I am curious about List.updated. What is it's runtime? And how does it compare to just changing one element in an ArrayBuffer? In the background, how does it deal with copying all of the list? Is this an O(n) procedure? If so, is there an immutable data structure that has an updated like method without being so slow?
An example is:
val list = List(1,2,3)
val list2 = list.updated(2, 5) --> # list2 = (1,5,3)
var abuf = ArrayBuffer(1,2,3)
abuf(2) = 5 --> # abuf = (1,5,3)
The time and memory complexity of the updated(index, value) method is linear in terms of index (not in terms of the size of the list). The first index cells are recreated.

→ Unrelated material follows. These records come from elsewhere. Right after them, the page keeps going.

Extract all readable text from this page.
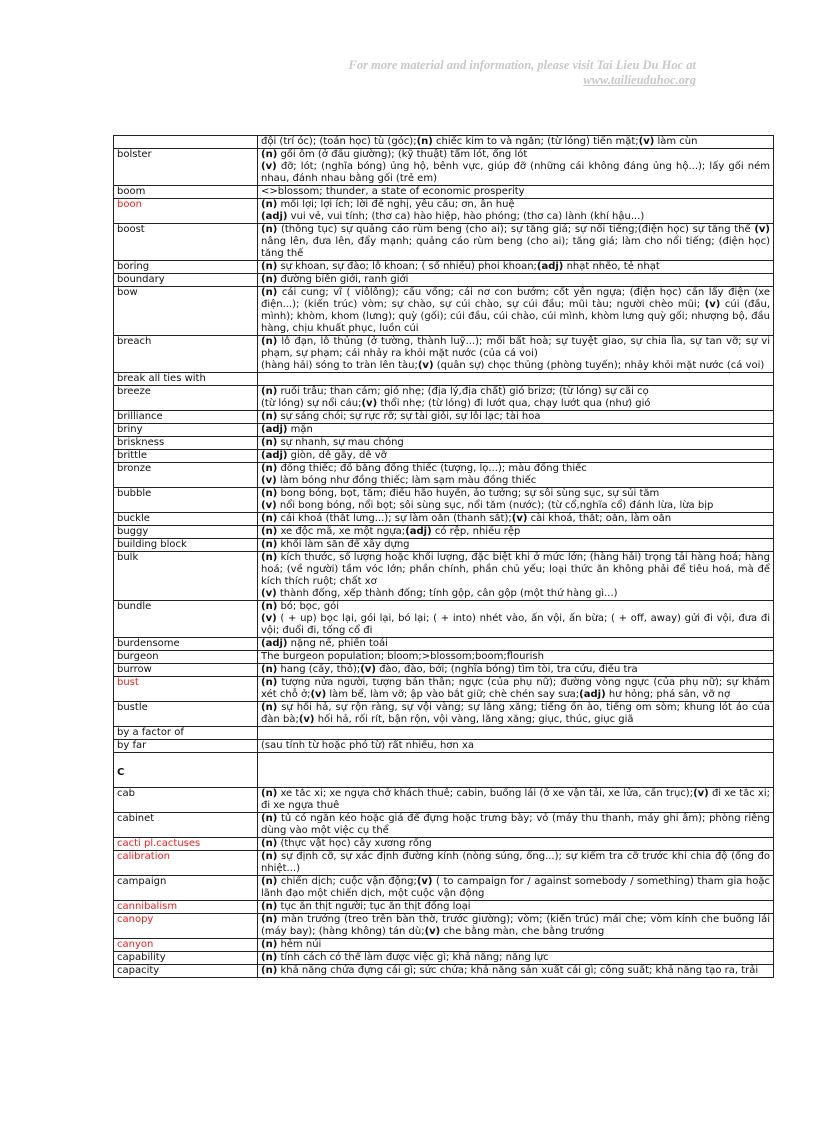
For more material and information, please visit Tai Lieu Du Hoc at
www.tailieuduhoc.org

	đội (trí óc); (toán học) tù (góc);(n) chiếc kim to và ngắn; (từ lóng) tiền mặt;(v) làm cùn

bolster	(n) gối ôm (ở đầu giường); (kỹ thuật) tấm lót, ống lót
(v) đỡ; lót; (nghĩa bóng) ủng hộ, bênh vực, giúp đỡ (những cái không đáng ủng hộ...); lấy gối ném nhau, đánh nhau bằng gối (trẻ em)

boom	<>blossom; thunder, a state of economic prosperity

boon	(n) mối lợi; lợi ích; lời đề nghị, yêu cầu; ơn, ân huệ
(adj) vui vẻ, vui tính; (thơ ca) hào hiệp, hào phóng; (thơ ca) lành (khí hậu...)

boost	(n) (thông tục) sự quảng cáo rùm beng (cho ai); sự tăng giá; sự nổi tiếng;(điện học) sự tăng thế (v) nâng lên, đưa lên, đẩy mạnh; quảng cáo rùm beng (cho ai); tăng giá; làm cho nổi tiếng; (điện học) tăng thế

boring	(n) sự khoan, sự đào; lỗ khoan; ( số nhiều) phoi khoan;(adj) nhạt nhẽo, tẻ nhạt

boundary	(n) đường biên giới, ranh giới

bow	(n) cái cung; vĩ ( viôlông); cầu vồng; cái nơ con bướm; cốt yên ngựa; (điện học) cần lấy điện (xe điện...); (kiến trúc) vòm; sự chào, sự cúi chào, sự cúi đầu; mũi tàu; người chèo mũi; (v) cúi (đầu, mình); khòm, khom (lưng); quỳ (gối); cúi đầu, cúi chào, cúi mình, khòm lưng quỳ gối; nhượng bộ, đầu hàng, chịu khuất phục, luồn cúi

breach	(n) lỗ đạn, lỗ thủng (ở tường, thành luỹ...); mối bất hoà; sự tuyệt giao, sự chia lìa, sự tan vỡ; sự vi phạm, sự phạm; cái nhảy ra khỏi mặt nước (của cá voi)
(hàng hải) sóng to tràn lên tàu;(v) (quân sự) chọc thủng (phòng tuyến); nhảy khỏi mặt nước (cá voi)

break all ties with	

breeze	(n) ruồi trâu; than cám; gió nhẹ; (địa lý,địa chất) gió brizơ; (từ lóng) sự cãi cọ
(từ lóng) sự nổi cáu;(v) thổi nhẹ; (từ lóng) đi lướt qua, chạy lướt qua (như) gió

brilliance	(n) sự sáng chói; sự rực rỡ; sự tài giỏi, sự lỗi lạc; tài hoa

briny	(adj) mặn

briskness	(n) sự nhanh, sự mau chóng

brittle	(adj) giòn, dễ gãy, dễ vỡ

bronze	(n) đồng thiếc; đồ bằng đồng thiếc (tượng, lọ...); màu đồng thiếc
(v) làm bóng như đồng thiếc; làm sạm màu đồng thiếc

bubble	(n) bong bóng, bọt, tăm; điều hão huyền, ảo tưởng; sự sôi sùng sục, sự sủi tăm
(v) nổi bong bóng, nổi bọt; sôi sùng sục, nổi tăm (nước); (từ cổ,nghĩa cổ) đánh lừa, lừa bịp

buckle	(n) cái khoá (thắt lưng...); sự làm oằn (thanh sắt);(v) cài khoá, thắt; oằn, làm oằn

buggy	(n) xe độc mã, xe một ngựa;(adj) có rệp, nhiều rệp

building block	(n) khối làm sẵn để xây dựng

bulk	(n) kích thước, số lượng hoặc khối lượng, đặc biệt khi ở mức lớn; (hàng hải) trọng tải hàng hoá; hàng hoá; (về người) tầm vóc lớn; phần chính, phần chủ yếu; loại thức ăn không phải để tiêu hoá, mà để kích thích ruột; chất xơ
(v) thành đống, xếp thành đống; tính gộp, cân gộp (một thứ hàng gì...)

bundle	(n) bó; bọc, gói
(v) ( + up) bọc lại, gói lại, bó lại; ( + into) nhét vào, ấn vội, ấn bừa; ( + off, away) gửi đi vội, đưa đi vội; đuổi đi, tống cổ đi

burdensome	(adj) nặng nề, phiền toái

burgeon	The burgeon population; bloom;>blossom;boom;flourish

burrow	(n) hang (cầy, thỏ);(v) đào, đào, bới; (nghĩa bóng) tìm tòi, tra cứu, điều tra

bust	(n) tượng nửa người, tượng bán thân; ngực (của phụ nữ); đường vòng ngực (của phụ nữ); sự khám xét chỗ ở;(v) làm bể, làm vỡ; ập vào bắt giữ; chè chén say sưa;(adj) hư hỏng; phá sản, vỡ nợ

bustle	(n) sự hối hả, sự rộn ràng, sự vội vàng; sự lăng xăng; tiếng ồn ào, tiếng om sòm; khung lót áo của đàn bà;(v) hối hả, rối rít, bận rộn, vội vàng, lăng xăng; giục, thúc, giục giã

by a factor of	

by far	(sau tính từ hoặc phó từ) rất nhiều, hơn xa

C	

cab	(n) xe tắc xi; xe ngựa chở khách thuê; cabin, buồng lái (ở xe vận tải, xe lửa, cần trục);(v) đi xe tắc xi; đi xe ngựa thuê

cabinet	(n) tủ có ngăn kéo hoặc giá để đựng hoặc trưng bày; vỏ (máy thu thanh, máy ghi âm); phòng riêng dùng vào một việc cụ thể

cacti pl.cactuses	(n) (thực vật học) cây xương rồng

calibration	(n) sự định cỡ, sự xác định đường kính (nòng súng, ống...); sự kiểm tra cỡ trước khi chia độ (ống đo nhiệt...)

campaign	(n) chiến dịch; cuộc vận động;(v) ( to campaign for / against somebody / something) tham gia hoặc lãnh đạo một chiến dịch, một cuộc vận động

cannibalism	(n) tục ăn thịt người; tục ăn thịt đồng loại

canopy	(n) màn trướng (treo trên bàn thờ, trước giường); vòm; (kiến trúc) mái che; vòm kính che buồng lái (máy bay); (hàng không) tán dù;(v) che bằng màn, che bằng trướng

canyon	(n) hẻm núi

capability	(n) tính cách có thể làm được việc gì; khả năng; năng lực

capacity	(n) khả năng chứa đựng cái gì; sức chứa; khả năng sản xuất cái gì; công suất; khả năng tạo ra, trải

Changing an element in an ArrayBuffer has constant time and memory complexity. The backing array is updated in place, no copying occurs.
This updated method is not slow if you update elements near the beginning of the list. For larger sequences, Vector has a different way to share common parts of the list and will probably do less copying.
List.updated is an O(n) operation (linear).
It calls the linear List.splitAt operation to split the list at the index to get two list (before, rest), then builds a new list by appending the elements in before, the updated element and then the elements in rest.tail.
I'm not sure - this would have to be tested, but it seems that if the updated element was at the start of the list, it may be pretty efficient as in theory getting rest and appending rest.tail could be done in constant time.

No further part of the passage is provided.